Этому замыслу стилистически не противоречит и открывающая дошедший до нас отрывок старинная русская запевка. С другой стороны, в этот романти­ческий замысел вторгается реальная и отнюдь не стилизованная жизнь го в виде конкретного факта, известного Пушкину из со­временной действительности (бегство двух заключенных из город­ской тюрьмы), то в виде живого русского просторечия.

Повидимому, романтическая установка поэмы неожиданно для самого Пушкина привела его на исхоженные уже пути («Некоторые стихи напоминают перевод Шильонского Узника. Это не­счастие для меня»). Неудовлетворенный ходом развития дей­ствия, который открывался в поэме, Пушкин бросает работу над ней: «Разбойников я сжег — и поделом».

Самый факт отказа от этих незавершенных замыслов чрез­вычайно показателен именно в данный период. Работу над, «Вадимом» Пушкин, вероятно, оставил в том же 1821 году, над «Братьями-разбойниками» он работал до мая 1822 года, но так и не довел до конца. Обстоятельства, обусловившие отказ Пуш­кина от этих замыслов, коренятся в несоответствии между воз­можностями, предоставляемыми романтическим строем произве­дения, и усилившейся потребностью включать в повествование живую конкретную действительность, которая оказывалась го­раздо богаче, ярче, занимательнее и, что всего важнее, несрав­ненно значительнее и глубже любой романтической выдумки.

Работу над романтическим «Бахчисарайским фонтаном» пере­бивает замысел реалистического романа в стихах, и «Бахчиса­райский фонтан» был закончен почти одновременно с первой главой «Онегина», осенью 1823 года. Повидимому, Пушкин заканчивал поэму без особого увлечения, что сказалось и на особенностях ее композиции. Едва заговорив о ней в письме к Дельвигу от 16 ноября 1823 года, Пушкин уже перебивает себя сообщением о новой, несравненно более интересной для него работе: «Ты просишь Бахчисарайского фонтана — он на днях отослан к Вяземскому. Это бессвязные отрывки, за кото­рые ты меня пожуришь, и все-таки похвалишь. Пишу теперь новую поэму, в которой забалтываюсь до-нельзя». Нетрудно понять, за какие качества поэмы Пушкин ожидал журьбы Дель­вига: это, как раз, ее «романтическая» сторона. Об этом Пуш­кин прямо говорит в позднейших заметках о своих ранних письмах. Значение этой поэмы главным образом показывает, что она показывает в совершенно новом свете дни драматического индивидуалиста, который был основным чье место предшествовавшего романтического периода не только русской, но и западноевропейской литературы.
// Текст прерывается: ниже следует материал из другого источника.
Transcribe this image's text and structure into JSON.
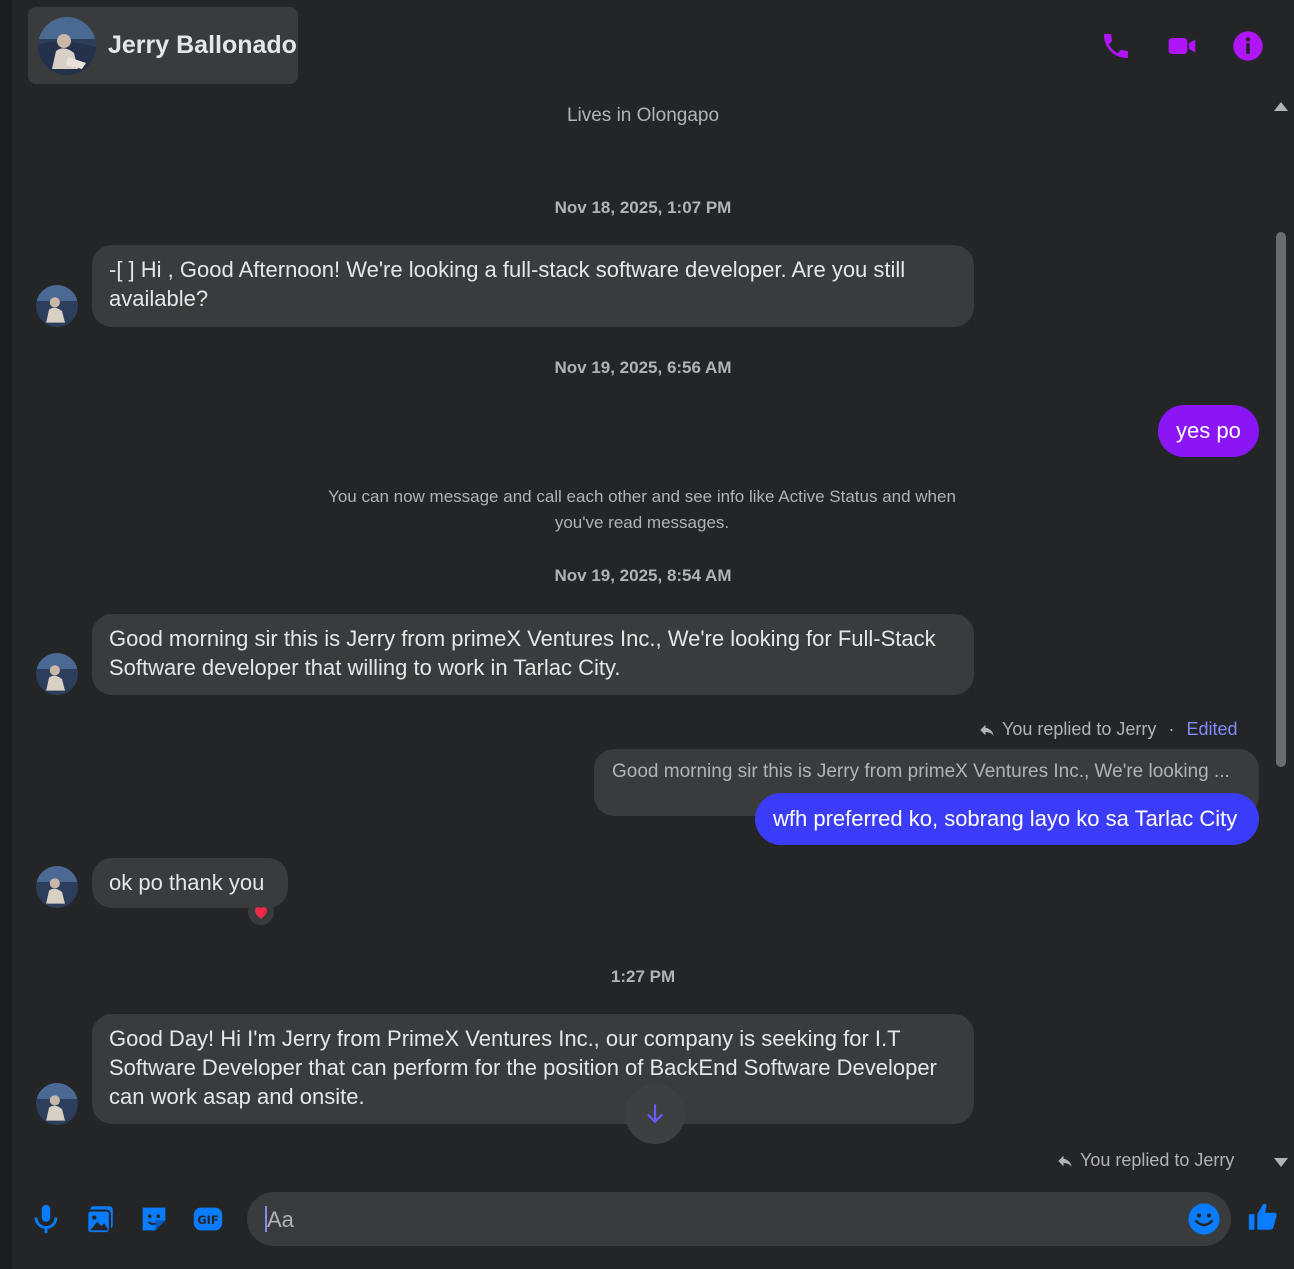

Это обстоятельство тотчас же было замечено Рылеевым. Рылеев писал Пушкину, что, с его точки зрения, «характер Алеко несколько унижен. Зачем водит он медведя и рост мольную дань? Отзыв Рылеева всецело обусловлен его литературой. Несколько ранее он писал Пушкину об «Онегине»: «Не знаю, что будет Онегин далее <…>, но теперь он ниже Бахчисарайского фонтана и Кавказского Пленника. Я готов спорить об этом до второго пришествия». Не нашел «высо­кости» цели в «Цыганах» и романтик Жуковский: «Я ничего не знаю совершеннее по слогу твоих Цыган! Но, милый друг, какая цель!.. Какую память хочешь оставить о себе отечеству, которому так нужно высокое». В ответе Жуковскому Пушкин четко обосновал свою позицию в вопросе о назначении литера­туры, подчеркнув свое принципиальное расхождение со взгля­дами литераторов-романтиков декабристского лагеря: «Ты спра­шиваешь, какая цель у Цыганов? вот на! Цель поэзии — поэзия, — как говорит Дельвиг (если не украл этого). Думы Рылеева и целят, а все не в попад». Еще определеннее под­черкивал Пушкин глубоко принципиальное значение снижения образа Алеко в одной из позднейших своих заметок об этой поэме: «Покойный Рылеев негодовал, зачем Алеко водит мед­ведя и еще собирает деньги с глазеющей публики Рылеев просил меня сделать из Алеко хоть кузнеца, что было бы не в пример благороднее. Всего бы лучше сделать из него чиновника 8 класса или помещика, а не цыгана. В таком случае, правда, не было бы и всей поэмы».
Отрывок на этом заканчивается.